Standard protocol for preparing yeast cells

Standard protocol for preparing yeast cells for any purpose

pre-culture

Inoculate a yeast strain from plate into ~5 ml of liquid medium (YPD or SD medium) and incubate at least overnight but even better for 2-3 days on a orbital shaker at 200-250 rpm at 30°C. For strain that grow normally, it is enough with just noticeable turbidity

This culture can be inoculated from a plate or directly from a frozen culture in the case of YPD medium. The best containers for this culture are 50 mL round-bottom glass centrifuge tubes with a cotton stopper or aluminium cap. These occupy little space in the incubator and mixing is efficient for 5-10 mL medium.

main culture

A few hours before inoculation, place the sterile medium and the empty glassware (for example, a 250 ml Erlenmeyer flask at 30°C. This way the medium is preheated to the correct temperature and this will minimize the lag phase.

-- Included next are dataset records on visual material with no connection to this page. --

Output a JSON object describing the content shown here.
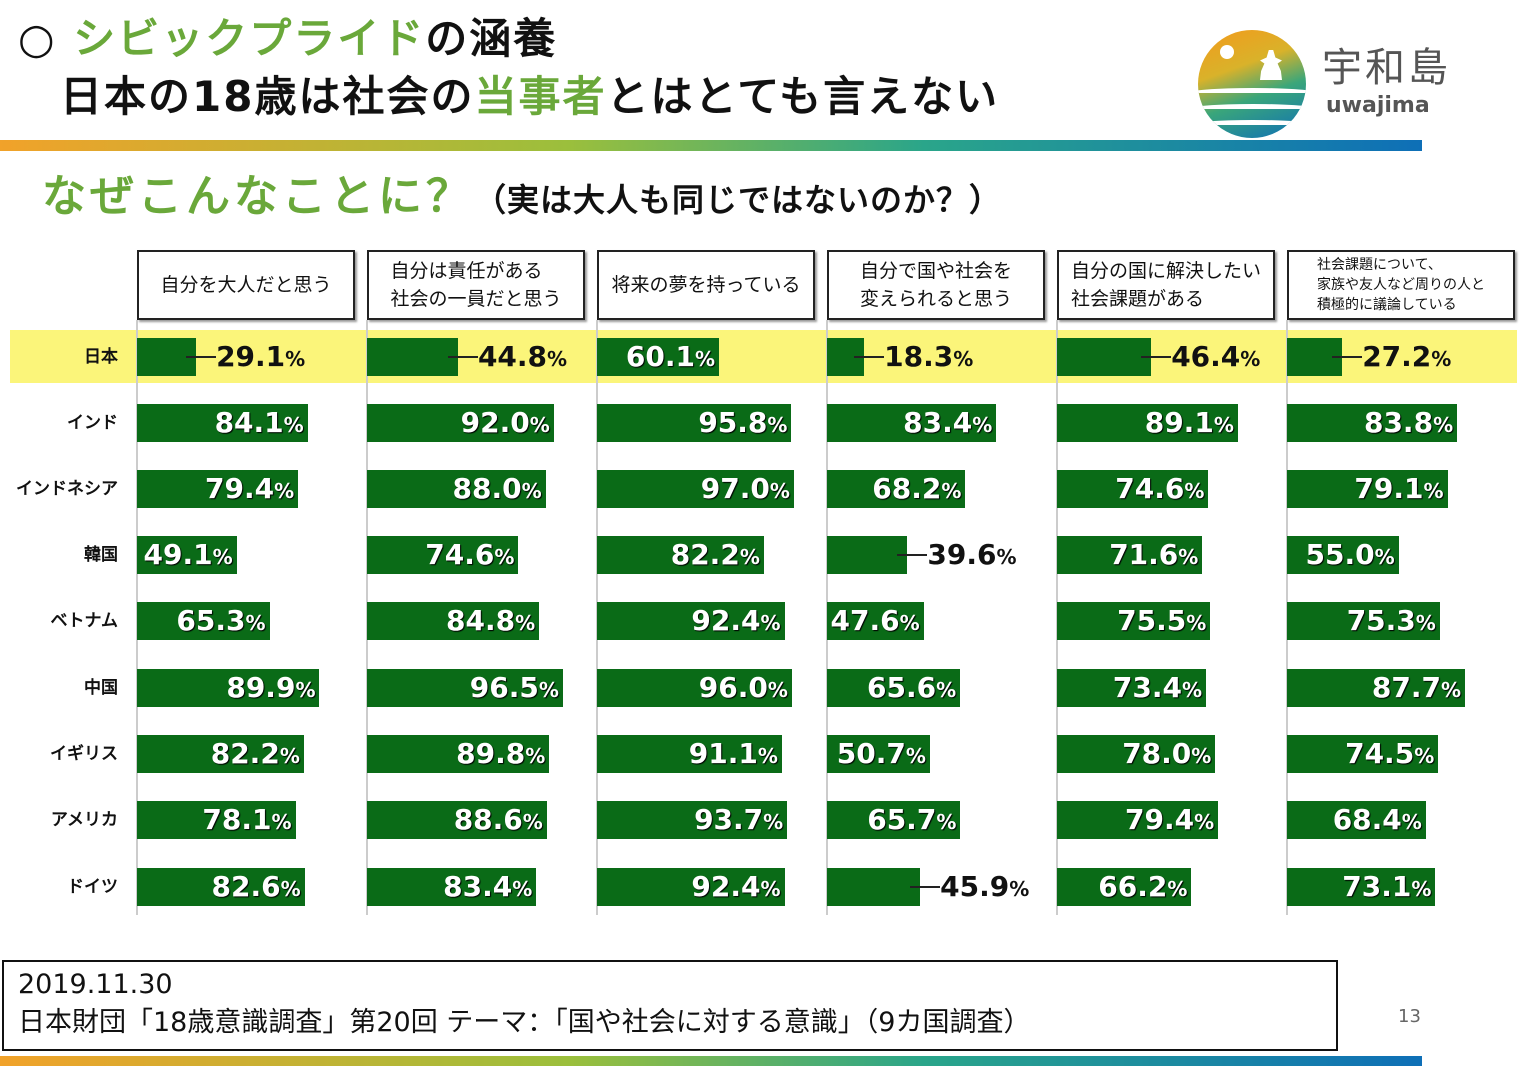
{
  "title": {
    "bullet": "○ ",
    "line1_green": "シビックプライド",
    "line1_rest": "の涵養",
    "line2_a": "日本の18歳は社会の",
    "line2_green": "当事者",
    "line2_b": "とはとても言えない"
  },
  "subtitle": {
    "question": "なぜこんなことに？",
    "aside": "（実は大人も同じではないのか？）"
  },
  "logo": {
    "kanji": "宇和島",
    "roman": "uwajima"
  },
  "colors": {
    "bar": "#0a6b17",
    "highlight": "#fbf57a",
    "accent": "#6aa83a"
  },
  "chart_data": {
    "type": "bar",
    "title": "",
    "xlim": [
      0,
      100
    ],
    "unit": "%",
    "categories": [
      "日本",
      "インド",
      "インドネシア",
      "韓国",
      "ベトナム",
      "中国",
      "イギリス",
      "アメリカ",
      "ドイツ"
    ],
    "highlight_category": "日本",
    "series": [
      {
        "name": "自分を大人だと思う",
        "values": [
          29.1,
          84.1,
          79.4,
          49.1,
          65.3,
          89.9,
          82.2,
          78.1,
          82.6
        ]
      },
      {
        "name": "自分は責任がある社会の一員だと思う",
        "values": [
          44.8,
          92.0,
          88.0,
          74.6,
          84.8,
          96.5,
          89.8,
          88.6,
          83.4
        ]
      },
      {
        "name": "将来の夢を持っている",
        "values": [
          60.1,
          95.8,
          97.0,
          82.2,
          92.4,
          96.0,
          91.1,
          93.7,
          92.4
        ]
      },
      {
        "name": "自分で国や社会を変えられると思う",
        "values": [
          18.3,
          83.4,
          68.2,
          39.6,
          47.6,
          65.6,
          50.7,
          65.7,
          45.9
        ]
      },
      {
        "name": "自分の国に解決したい社会課題がある",
        "values": [
          46.4,
          89.1,
          74.6,
          71.6,
          75.5,
          73.4,
          78.0,
          79.4,
          66.2
        ]
      },
      {
        "name": "社会課題について、家族や友人など周りの人と積極的に議論している",
        "values": [
          27.2,
          83.8,
          79.1,
          55.0,
          75.3,
          87.7,
          74.5,
          68.4,
          73.1
        ]
      }
    ],
    "header_lines": [
      [
        "自分を大人だと思う"
      ],
      [
        "自分は責任がある",
        "社会の一員だと思う"
      ],
      [
        "将来の夢を持っている"
      ],
      [
        "自分で国や社会を",
        "変えられると思う"
      ],
      [
        "自分の国に解決したい",
        "社会課題がある"
      ],
      [
        "社会課題について、",
        "家族や友人など周りの人と",
        "積極的に議論している"
      ]
    ]
  },
  "source": {
    "date": "2019.11.30",
    "text": "日本財団「18歳意識調査」第20回 テーマ：「国や社会に対する意識」（9カ国調査）"
  },
  "page_number": "13"
}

Determine the titer of the yeast culture by pipetting 50 µL of cells into 1.0 ml of water in a cuvette and measuring the Optical density (OD) at 640 nm using a spectrophotometer. You can use pure water as standard, the OD increase due to the medium is negligible.

$$X=\frac{\text{culture volume}\times OD640_{\text{start}}}{\frac{1050}{50}\times OD640_{\text{pre-culture}}-OD640_{\text{start}}}$$

Variable	Meaning
$X$	Volume of pre-culture to add (mL)
$OD640_{\text{pre-culture}}$	Optical density of the pre-culture at 640 nm as measured by instrument
$OD640_{\text{start}}$	Desired starting optical density
$\text{culture volume}$	Initial volume of the culture medium
$\frac{1050}{50}$	Dilution or scaling factor used in the calculation

About 1-2 mL of a saturated S. cerevisiae CEN.PK culture added to 50 mL of medium gives an OD640 = 0.17 as measured using a GENESYS20 spectrophotometer which corresponds to 5 * 10⁶ cells/mL.

Incubate the culture until the desired optical density. For transformation, 2-4 generations are recommended.